Google Fined for Unfair Online Ad Market

Google Fined for Unfair Online Ad Market

John Lister's picture

Google has been fined nearly $3.5 billion for unfairly manipulating the online ad markets. European Commission officials said the move had harmed rival companies and may have meant higher prices on consumer products.

The ruling has not only been condemned by Google but could cause diplomatic and economic disputes between the European Union and United States.

The case is about advertising exchanges, which are systems where would-be advertisers and websites wanting to display ads for money are brought together. The theory is the exchanges automatically find the most efficient pairings, meaning websites get as much revenue as possible, while advertisers get the most effective placement for their ads.

Conflict Of Interests

However, in most cases advertisers and websites don't deal directly with the ad exchanges.
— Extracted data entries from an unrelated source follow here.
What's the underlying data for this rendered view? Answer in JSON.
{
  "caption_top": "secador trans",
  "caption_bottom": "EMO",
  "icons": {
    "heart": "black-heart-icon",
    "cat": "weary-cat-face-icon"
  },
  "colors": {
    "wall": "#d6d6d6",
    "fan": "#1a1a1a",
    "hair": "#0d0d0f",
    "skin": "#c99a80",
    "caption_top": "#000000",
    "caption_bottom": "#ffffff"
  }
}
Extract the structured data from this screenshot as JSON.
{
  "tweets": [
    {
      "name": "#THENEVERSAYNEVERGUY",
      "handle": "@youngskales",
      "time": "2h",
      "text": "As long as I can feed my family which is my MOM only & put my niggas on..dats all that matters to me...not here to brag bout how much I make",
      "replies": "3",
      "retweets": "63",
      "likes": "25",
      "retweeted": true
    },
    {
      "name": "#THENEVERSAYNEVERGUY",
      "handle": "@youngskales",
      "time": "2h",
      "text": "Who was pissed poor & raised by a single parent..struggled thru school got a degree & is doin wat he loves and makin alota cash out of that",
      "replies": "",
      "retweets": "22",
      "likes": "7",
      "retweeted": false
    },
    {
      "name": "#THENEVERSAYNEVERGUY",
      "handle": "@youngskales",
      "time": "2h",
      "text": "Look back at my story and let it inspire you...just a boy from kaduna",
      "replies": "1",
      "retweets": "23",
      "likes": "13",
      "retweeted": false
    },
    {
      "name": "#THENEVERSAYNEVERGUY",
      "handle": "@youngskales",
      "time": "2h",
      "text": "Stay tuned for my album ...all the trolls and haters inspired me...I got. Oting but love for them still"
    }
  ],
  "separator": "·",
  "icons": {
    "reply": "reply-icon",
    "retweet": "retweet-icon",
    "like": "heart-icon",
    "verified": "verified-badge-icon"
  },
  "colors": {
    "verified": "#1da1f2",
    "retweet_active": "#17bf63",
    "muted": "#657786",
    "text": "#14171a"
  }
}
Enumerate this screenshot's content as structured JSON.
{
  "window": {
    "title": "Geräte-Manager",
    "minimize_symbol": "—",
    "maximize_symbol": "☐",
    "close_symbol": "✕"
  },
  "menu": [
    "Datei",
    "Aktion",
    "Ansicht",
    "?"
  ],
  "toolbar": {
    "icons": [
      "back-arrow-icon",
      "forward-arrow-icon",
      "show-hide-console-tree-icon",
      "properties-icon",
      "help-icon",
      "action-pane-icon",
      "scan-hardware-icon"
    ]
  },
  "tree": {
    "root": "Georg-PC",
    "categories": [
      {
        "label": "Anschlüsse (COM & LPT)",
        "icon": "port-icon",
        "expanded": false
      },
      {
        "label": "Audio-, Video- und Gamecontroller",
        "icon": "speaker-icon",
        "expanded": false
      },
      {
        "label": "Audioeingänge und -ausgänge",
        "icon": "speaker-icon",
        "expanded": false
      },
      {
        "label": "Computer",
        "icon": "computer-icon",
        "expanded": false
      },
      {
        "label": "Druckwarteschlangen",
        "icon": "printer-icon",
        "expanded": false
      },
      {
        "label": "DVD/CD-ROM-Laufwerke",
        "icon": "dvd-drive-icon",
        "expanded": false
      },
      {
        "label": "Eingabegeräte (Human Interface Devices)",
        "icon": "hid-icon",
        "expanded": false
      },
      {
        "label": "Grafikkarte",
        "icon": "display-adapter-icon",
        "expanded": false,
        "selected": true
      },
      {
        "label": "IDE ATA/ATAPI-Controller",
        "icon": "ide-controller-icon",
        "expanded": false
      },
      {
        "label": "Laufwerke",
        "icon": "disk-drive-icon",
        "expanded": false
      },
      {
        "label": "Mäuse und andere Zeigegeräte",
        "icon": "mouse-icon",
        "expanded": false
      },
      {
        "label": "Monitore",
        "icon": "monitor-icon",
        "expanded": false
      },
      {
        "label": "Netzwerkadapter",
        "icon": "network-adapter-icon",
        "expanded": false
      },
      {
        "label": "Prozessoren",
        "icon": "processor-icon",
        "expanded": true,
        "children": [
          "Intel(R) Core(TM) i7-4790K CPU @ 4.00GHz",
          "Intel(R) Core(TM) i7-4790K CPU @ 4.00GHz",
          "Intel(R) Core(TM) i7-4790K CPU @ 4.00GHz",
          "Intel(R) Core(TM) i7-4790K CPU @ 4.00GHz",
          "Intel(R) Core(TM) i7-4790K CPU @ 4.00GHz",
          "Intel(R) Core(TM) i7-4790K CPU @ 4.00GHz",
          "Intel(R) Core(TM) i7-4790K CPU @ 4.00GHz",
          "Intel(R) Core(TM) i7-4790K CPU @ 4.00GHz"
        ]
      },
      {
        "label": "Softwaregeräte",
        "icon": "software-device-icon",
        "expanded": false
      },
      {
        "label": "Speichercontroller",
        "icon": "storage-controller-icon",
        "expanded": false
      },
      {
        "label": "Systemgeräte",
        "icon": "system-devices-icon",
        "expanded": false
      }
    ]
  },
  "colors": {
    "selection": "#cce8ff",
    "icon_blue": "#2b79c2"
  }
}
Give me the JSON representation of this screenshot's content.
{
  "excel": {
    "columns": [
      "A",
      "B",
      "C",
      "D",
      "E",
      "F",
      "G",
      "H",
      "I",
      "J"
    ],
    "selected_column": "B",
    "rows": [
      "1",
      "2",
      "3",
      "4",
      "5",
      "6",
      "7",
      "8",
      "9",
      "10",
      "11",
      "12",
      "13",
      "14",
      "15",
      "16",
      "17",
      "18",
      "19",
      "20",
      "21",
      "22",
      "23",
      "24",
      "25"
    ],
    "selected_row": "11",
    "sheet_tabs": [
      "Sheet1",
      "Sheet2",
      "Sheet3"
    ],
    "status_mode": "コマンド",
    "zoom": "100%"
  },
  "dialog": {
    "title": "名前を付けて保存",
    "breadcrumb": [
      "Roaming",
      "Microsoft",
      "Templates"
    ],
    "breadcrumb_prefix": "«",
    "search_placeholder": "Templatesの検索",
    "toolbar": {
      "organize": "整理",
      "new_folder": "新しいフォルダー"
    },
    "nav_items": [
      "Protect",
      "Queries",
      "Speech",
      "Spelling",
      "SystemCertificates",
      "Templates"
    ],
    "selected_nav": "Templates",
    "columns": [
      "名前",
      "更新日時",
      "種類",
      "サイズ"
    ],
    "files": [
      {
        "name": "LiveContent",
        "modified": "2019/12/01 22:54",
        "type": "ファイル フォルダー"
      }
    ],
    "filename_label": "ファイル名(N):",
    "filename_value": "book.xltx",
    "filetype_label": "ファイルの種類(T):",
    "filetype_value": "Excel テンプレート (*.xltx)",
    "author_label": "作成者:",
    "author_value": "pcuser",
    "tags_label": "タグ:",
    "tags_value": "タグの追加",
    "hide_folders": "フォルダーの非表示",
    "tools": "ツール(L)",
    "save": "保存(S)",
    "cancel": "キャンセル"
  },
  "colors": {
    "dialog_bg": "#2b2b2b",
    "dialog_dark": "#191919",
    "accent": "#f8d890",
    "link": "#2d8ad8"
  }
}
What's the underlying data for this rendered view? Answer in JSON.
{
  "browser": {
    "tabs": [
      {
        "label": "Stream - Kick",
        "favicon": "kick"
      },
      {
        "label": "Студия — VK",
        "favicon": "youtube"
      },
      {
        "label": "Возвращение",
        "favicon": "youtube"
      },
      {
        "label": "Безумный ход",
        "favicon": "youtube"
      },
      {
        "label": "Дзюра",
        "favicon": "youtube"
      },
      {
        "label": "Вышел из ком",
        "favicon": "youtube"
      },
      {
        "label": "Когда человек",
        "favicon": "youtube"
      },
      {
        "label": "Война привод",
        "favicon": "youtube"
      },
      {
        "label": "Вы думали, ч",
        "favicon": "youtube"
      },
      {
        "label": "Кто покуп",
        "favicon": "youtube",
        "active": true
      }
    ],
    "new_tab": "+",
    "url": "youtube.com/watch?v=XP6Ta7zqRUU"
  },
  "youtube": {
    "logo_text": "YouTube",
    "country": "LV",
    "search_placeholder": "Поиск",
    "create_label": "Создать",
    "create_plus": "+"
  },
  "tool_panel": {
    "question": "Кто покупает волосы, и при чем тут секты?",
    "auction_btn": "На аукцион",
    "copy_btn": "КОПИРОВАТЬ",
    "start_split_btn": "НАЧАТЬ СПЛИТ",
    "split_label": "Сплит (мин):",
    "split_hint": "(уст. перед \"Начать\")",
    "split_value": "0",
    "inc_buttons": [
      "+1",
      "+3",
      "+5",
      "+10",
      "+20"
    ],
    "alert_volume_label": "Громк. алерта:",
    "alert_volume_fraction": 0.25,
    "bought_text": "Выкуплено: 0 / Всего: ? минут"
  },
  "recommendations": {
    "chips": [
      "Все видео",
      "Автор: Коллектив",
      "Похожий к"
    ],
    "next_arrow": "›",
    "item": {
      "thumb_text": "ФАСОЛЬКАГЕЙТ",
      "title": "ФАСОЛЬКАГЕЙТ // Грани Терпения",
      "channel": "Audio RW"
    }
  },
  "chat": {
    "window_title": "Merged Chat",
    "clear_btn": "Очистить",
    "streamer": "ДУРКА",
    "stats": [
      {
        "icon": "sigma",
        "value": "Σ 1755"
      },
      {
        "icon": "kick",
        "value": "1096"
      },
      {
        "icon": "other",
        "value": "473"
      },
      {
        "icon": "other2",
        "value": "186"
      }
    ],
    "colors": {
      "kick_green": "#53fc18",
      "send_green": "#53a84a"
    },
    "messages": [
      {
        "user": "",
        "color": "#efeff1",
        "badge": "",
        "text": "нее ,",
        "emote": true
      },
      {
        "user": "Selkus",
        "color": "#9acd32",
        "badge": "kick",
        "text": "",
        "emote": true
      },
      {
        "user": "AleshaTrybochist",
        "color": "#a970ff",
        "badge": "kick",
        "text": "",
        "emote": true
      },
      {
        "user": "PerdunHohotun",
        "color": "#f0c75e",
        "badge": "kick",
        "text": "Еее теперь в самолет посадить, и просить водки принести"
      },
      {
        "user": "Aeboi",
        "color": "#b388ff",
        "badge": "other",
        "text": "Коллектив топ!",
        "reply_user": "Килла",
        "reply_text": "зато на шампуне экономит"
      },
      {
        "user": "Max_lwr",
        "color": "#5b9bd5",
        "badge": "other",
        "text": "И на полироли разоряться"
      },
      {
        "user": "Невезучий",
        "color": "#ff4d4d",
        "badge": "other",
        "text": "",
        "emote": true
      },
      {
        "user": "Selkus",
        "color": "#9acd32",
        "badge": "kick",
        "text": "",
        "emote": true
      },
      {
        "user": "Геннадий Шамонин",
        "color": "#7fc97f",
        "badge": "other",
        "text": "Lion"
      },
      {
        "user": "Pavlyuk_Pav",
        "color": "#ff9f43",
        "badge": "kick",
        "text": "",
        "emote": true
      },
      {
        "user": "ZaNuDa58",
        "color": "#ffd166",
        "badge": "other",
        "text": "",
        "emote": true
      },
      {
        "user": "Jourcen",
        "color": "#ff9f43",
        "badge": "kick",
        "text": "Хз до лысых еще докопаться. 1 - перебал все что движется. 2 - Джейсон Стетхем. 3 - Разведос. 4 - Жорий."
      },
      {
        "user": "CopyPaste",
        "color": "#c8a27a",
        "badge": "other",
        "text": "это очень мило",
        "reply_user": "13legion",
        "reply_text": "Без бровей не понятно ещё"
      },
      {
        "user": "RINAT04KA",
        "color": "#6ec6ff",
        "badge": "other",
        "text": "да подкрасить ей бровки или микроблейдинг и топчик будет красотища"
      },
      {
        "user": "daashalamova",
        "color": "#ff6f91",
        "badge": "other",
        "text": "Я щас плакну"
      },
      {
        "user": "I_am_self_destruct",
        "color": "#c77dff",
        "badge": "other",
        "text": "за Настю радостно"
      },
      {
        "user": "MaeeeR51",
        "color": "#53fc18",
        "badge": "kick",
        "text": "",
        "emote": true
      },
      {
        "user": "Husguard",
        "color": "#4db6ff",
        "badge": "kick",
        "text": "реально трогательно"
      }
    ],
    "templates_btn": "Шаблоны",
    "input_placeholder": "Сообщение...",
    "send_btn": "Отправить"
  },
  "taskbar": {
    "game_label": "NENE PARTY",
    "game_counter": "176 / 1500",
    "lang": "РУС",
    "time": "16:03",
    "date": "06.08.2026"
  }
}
They instead deal with intermediaries. For example, businesses wanting to advertise will often use a service that collects their chosen keywords and target audience and then looks for places to advertise. Meanwhile websites will often use services that mean they simply put a piece of code on their site and ads are automatically created and inserted to be seen by specific individual visitors.

Google operates both advertising platforms and a major advertising exchange, creating a potential conflict of interests. The European Commission ruled that Google exploited this conflict of interests unlawfully.

It says the setup meant Google had advanced knowledge of how much advertisers were willing to pay and took advantage in a way that disproportionately steered them towards using its own advertising platform. Officials say this meant advertisers overpaid and may in turn have passed the extras costs on to consumers.

Not First Offense

The fine of 2.95 billion euros was decided by factors including the turnover of the advertising exchange, the severity and length of time of the breaches, and the fact Google has been fined for similar market dominance abuses in the past. The European Commission also wants Google to explain how it can mitigate the conflict of interests. (Source: europa.eu)

Google says it disagrees with the decision and plans to appeal, arguing that the ad market remains competitive. Meanwhile the US president called it discrimination against the US of a type that that could result retaliatory tariffs. That's despite Google having also lost a US antitrust case on the same topic, with penalties to be decided in a hearing later this month. (Source: Bloomberg.com)

What's Your Opinion?

How should competition laws work online? Does it matter if the same company handles multiple elements of the advertising process? Does any of this matter for ordinary web users?

Rate this article: 
Average: 4.7 (3 votes)

Comments

Chief's picture

Google may lose and pay or win on appeal, but not likely.

Regardless, what will the 3bn Euros fix?

The internet is like water. It will flow.

russoule's picture

I agree Chief. Not a single dime of that "penalty" will go to a user because not a single user can "prove" this action harms him/her. In fact, there is no method of "fixing" such a business practice because such a practice is "normal" for integrate companies. You attempt to control costs by being your own supplier of raw materials, your own producer of finished goods, your own sales force to sell those goods, your own PR firm to produce a strong public persona. This is normal among business and the only difference with GOOGLE is size. Too many in the world, BIG IS BAD, not efficient.